# Is goat minerals ok for horses?



## Goatgirl80 (Jan 17, 2013)

Can a pony can eat Manna Pro Goat minerals (He may not mess with it but just in case). I feed it free choice to my goats but now my daughter's pony is in with 2 of my goats so didn't know if it would be ok to put it out or not. Also what about baking soda? Thanks so much for any help


----------



## Hannah21 (Jun 17, 2014)

Because of the high amounts of copper in goat minerals,that could easily make a horse ill.
I would keep it out of her reach! to be safe 

I feed my pony "Big Sky Minerals"
In my book the BEST minerals for horses,pricey but a bag of it can easily last one pony over 2-3 months!


----------



## canyontrailgoats (Jan 4, 2014)

I think it would be safer to offer them all a horse mineral, and just make sure the goats are up to date on copper boluses.

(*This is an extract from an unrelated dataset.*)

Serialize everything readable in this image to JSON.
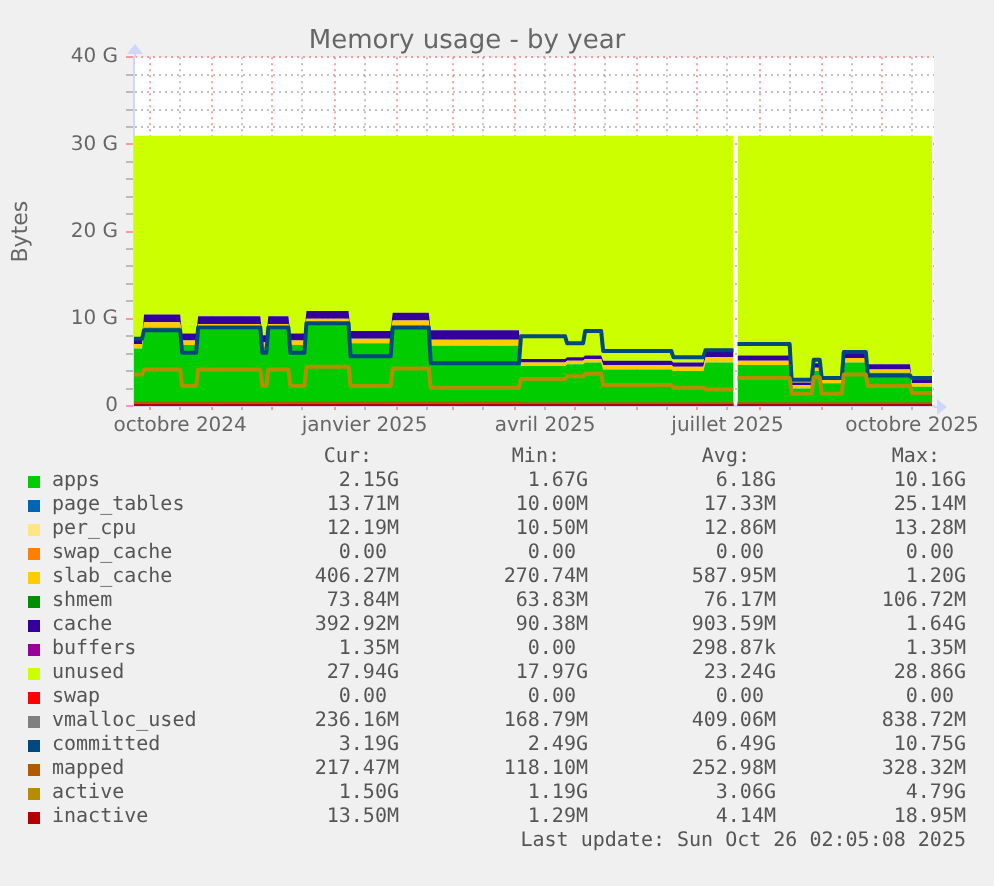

Baking soda doesn't need to be out at all, a healthy goat will "produce their own" so to speak, and it's usually only given when the goat has rumen problems.


----------



## Goatgirl80 (Jan 17, 2013)

What about just mixing the minerals in their feed (they get fed separately) so I know they are getting the kind they need...


----------



## Hannah21 (Jun 17, 2014)

Goatgirl80 said:


> What about just mixing the minerals in their feed (they get fed separately) so I know they are getting the kind they need...


I would put it where the pony can't get to it :thumbup:


----------



## Goatgirl80 (Jan 17, 2013)

Well the only thing is the goats and the pony is about the same size so where the goats can fit he can too lol  They are boers and he is small. My 5 year old (the one he belongs too) is taller then he is lol.


----------



## IFFGoats (Apr 8, 2013)

The goat mineral will kill a horse. I wouldn't put in the grain you might over dose the goats. You could get an all stock mineral...


----------



## deerbunnyfarm (Dec 14, 2015)

This thread is from a year ago.


----------